Source: I wrote multiple profilers.

  • For a busy 64-CPU production JVM, I tested Google's Java symbol logging agent that just logged timestamp, symbol, address, size. The c2 compiler was so busy, constantly, that the overhead of this was too high to be practical (beyond startup analysis). And all this was generating was a timestamp log to do symbol lookup. For DWARF to walk stacks there's a lot more steps, so while I could see it work for light workloads I doubt it's practical for the heavy production workloads I typically analyze. What do you think? Have you tested on a large production server where c2 is a measurable portion of CPU constantly, the code cache is >1Gbyte and under heavy load?

    • I regularly profile heavy time-sensitive (as in: if the code takes too long to run it breaks) workloads, and I even do non-sampling memory profiling (meaning: on every memory allocation and deallocation I grab a full backtrace, which is orders of magnitude more data than normal sampling profiling) and it works just fine with minimal slowdown even though I get the unwinding info from vanilla DWARF.
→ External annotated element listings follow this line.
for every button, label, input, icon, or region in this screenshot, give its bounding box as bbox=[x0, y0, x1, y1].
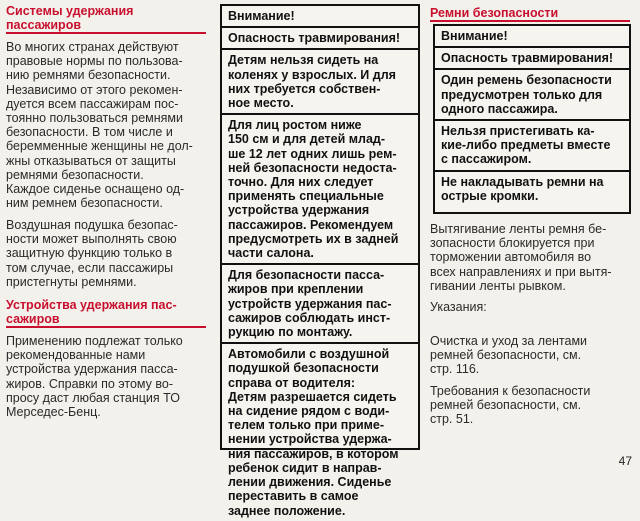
warning-injury: Опасность травмирования! bbox=[228, 31, 401, 46]
heading-underline bbox=[430, 20, 630, 22]
warning-title: Внимание! bbox=[228, 9, 295, 23]
warning-title: Внимание! bbox=[441, 29, 508, 43]
heading-underline bbox=[6, 32, 206, 34]
warning-height-age: Для лиц ростом ниже 150 см и для детей млад- ше 12 лет одних лишь рем- ней безопасности недоста- точно. Для них следует применять специальные устройства удержания пассажиров. Рекомендуем предусмотреть их в задней части салона. bbox=[228, 118, 399, 261]
paragraph-cleaning-ref: Очистка и уход за лентами ремней безопасности, см. стр. 116. bbox=[430, 334, 588, 377]
warning-passenger-airbag: Автомобили с воздушной подушкой безопасности справа от водителя: Детям разрешается сидеть на сидение рядом с води- телем только при приме- нении устройства удержа- ния пассажиров, в котором ребенок сидит в направ- лении движения. Сиденье переставить в самое заднее положение. bbox=[228, 347, 399, 518]
page-number: 47 bbox=[618, 454, 632, 468]
paragraph-legal-norms: Во многих странах действуют правовые нормы по пользова- нию ремнями безопасности. Независимо от этого рекомен- дуется всем пассажирам пос- тоянно пользоваться ремнями безопасности. В том числе и беремменные женщины не дол- жны отказываться от защиты ремнями безопасности. bbox=[6, 40, 193, 182]
warning-box-seat-belts bbox=[433, 24, 631, 214]
paragraph-recommended-devices: Применению подлежат только рекомендованные нами устройства удержания пасса- жиров. Справки по этому во- просу даст любая станция ТО Мерседес-Бенц. bbox=[6, 334, 183, 420]
warning-mounting-instructions: Для безопасности пасса- жиров при креплении устройств удержания пас- сажиров соблюдать инст- рукцию по монтажу. bbox=[228, 268, 392, 340]
warning-no-objects: Нельзя пристегивать ка- кие-либо предметы вместе с пассажиром. bbox=[441, 124, 611, 167]
paragraph-notes-label: Указания: bbox=[430, 300, 487, 314]
heading-underline bbox=[6, 326, 206, 328]
paragraph-belt-locking: Вытягивание ленты ремня бе- зопасности блокируется при торможении автомобиля во всех направлениях и при вытя- гивании ленты рывком. bbox=[430, 222, 612, 293]
warning-injury: Опасность травмирования! bbox=[441, 51, 614, 66]
warning-children-lap: Детям нельзя сидеть на коленях у взрослых. И для них требуется собствен- ное место. bbox=[228, 53, 396, 111]
warning-sharp-edges: Не накладывать ремни на острые кромки. bbox=[441, 174, 604, 203]
heading-seat-belts: Ремни безопасности bbox=[430, 6, 559, 20]
paragraph-requirements-ref: Требования к безопасности ремней безопасности, см. стр. 51. bbox=[430, 384, 591, 427]
warning-one-passenger: Один ремень безопасности предусмотрен только для одного пассажира. bbox=[441, 73, 612, 116]
paragraph-airbag: Воздушная подушка безопас- ности может выполнять свою защитную функцию только в том случае, если пассажиры пристегнуты ремнями. bbox=[6, 218, 178, 289]
paragraph-each-seat-belt: Каждое сиденье оснащено од- ним ремнем безопасности. bbox=[6, 182, 185, 211]
heading-restraint-devices: Устройства удержания пас- сажиров bbox=[6, 298, 177, 326]
warning-box-children bbox=[220, 4, 420, 518]
heading-passenger-restraint-systems: Системы удержания пассажиров bbox=[6, 4, 134, 32]
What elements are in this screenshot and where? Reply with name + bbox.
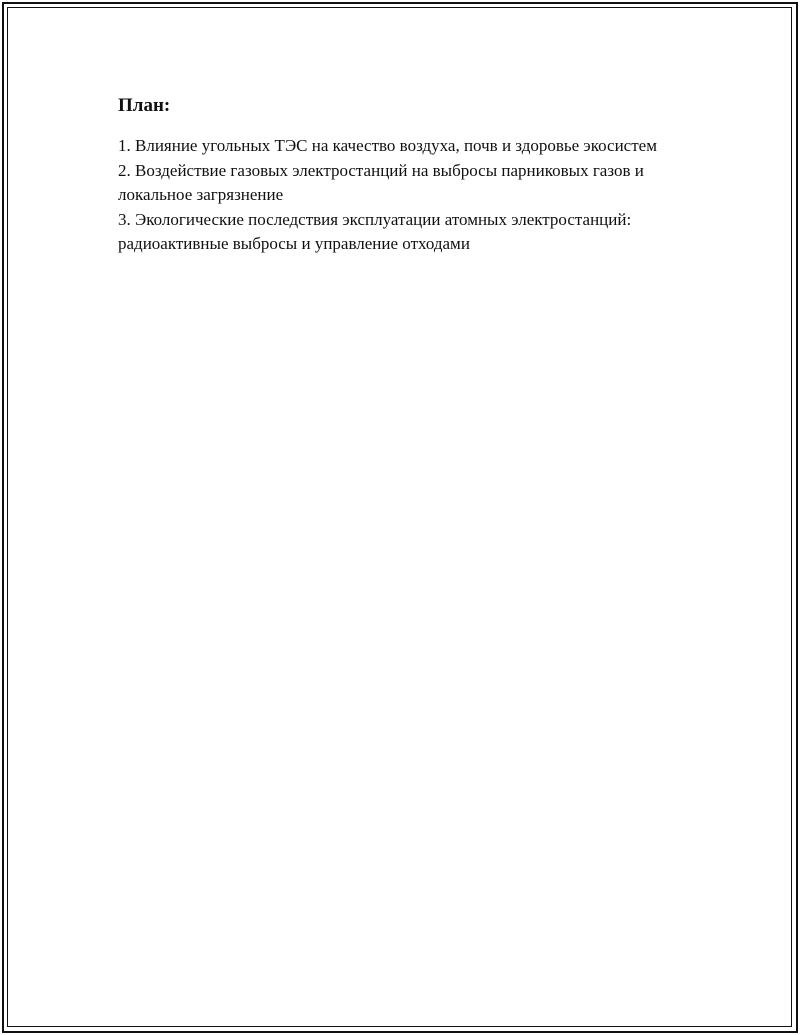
document-content	[118, 94, 698, 257]
plan-heading: План:	[118, 95, 171, 116]
plan-item-2: 2. Воздействие газовых электростанций на выбросы парниковых газов и локальное загрязнение	[118, 160, 644, 204]
plan-item-1: 1. Влияние угольных ТЭС на качество воздуха, почв и здоровье экосистем	[118, 136, 657, 155]
plan-list	[118, 134, 698, 257]
plan-item-3: 3. Экологические последствия эксплуатации атомных электростанций: радиоактивные выбросы и управление отходами	[118, 209, 632, 253]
      Granted, this is using optimized tooling which uses a bunch of tricks to side-step the problem of DWARF being slow, I only profile native code (and some VMs which do ahead-of-time codegen) and I've never worked with JVM, but in principle I don't see why it wouldn't be practical on JVM too, although it certainly would be harder and might require better tooling (which might not exist currently). If you have the luxury of enabling frame pointers then that certainly would be easier and simpler.

      (Somewhat related, but I really wish we would standardize on something better than DWARF for unwinding tables and basic debug info. Having done a lot of work with DWARF and its complexity I wouldn't wish it upon my worst enemy.)

  • In this thread[1] we're discussing problems with using DWARF directly for unwinding, not possible translations of the metadata into other formats (like ORC or whatever).

    [1]: https://news.ycombinator.com/item?id=39732010

    • I wasn't talking about other formats. I was talking about preloading the information contained in DWARF into a more efficient in-memory representation once when your profiler starts, and then the problem of "the overhead is too high for realtime use" disappears.

From https://fzn.fr/projects/frdwarf/frdwarf-oopsla19.pdf

    DWARF-based unwinding can be a bottleneck for time-sensitive program analysis tools. For instance the perf profiler is forced to copy the whole stack on taking each sample and to build the backtraces offline: this solution has a memory and time overhead but also serious confidentiality and security flaws.

So if I get this correctly, the problem with DWARF is that building the backtrace online (on each sample) in comparison to frame pointers is an expensive operation which, however, can be mitigated by building the backtrace offline at the expense of copying the stack.

However, paper also mentions

    Similarly, the Linux kernel by default relies on a frame pointer to provide reliable backtraces. This incurs in a space and time overhead; for instance it has been reported (https://lwn.net/Articles/727553/) that the kernel’s .text size increases by about 3.2%, resulting in a broad kernel-wide slowdown.

and

    Measurements have shown a slowdown of 5-10% for some workloads (https://lore.kernel.org/lkml/20170602104048.jkkzssljsompjdwy@suse.de/T/#u).

But that one has at least some potential mitigation. Per his analysis, the Java/JIT case is the only one that has no mitigation:

> Javier Honduvilla Coto (Polar Signals) did some interesting work using an eBPF walker to reduce the overhead, but...Java.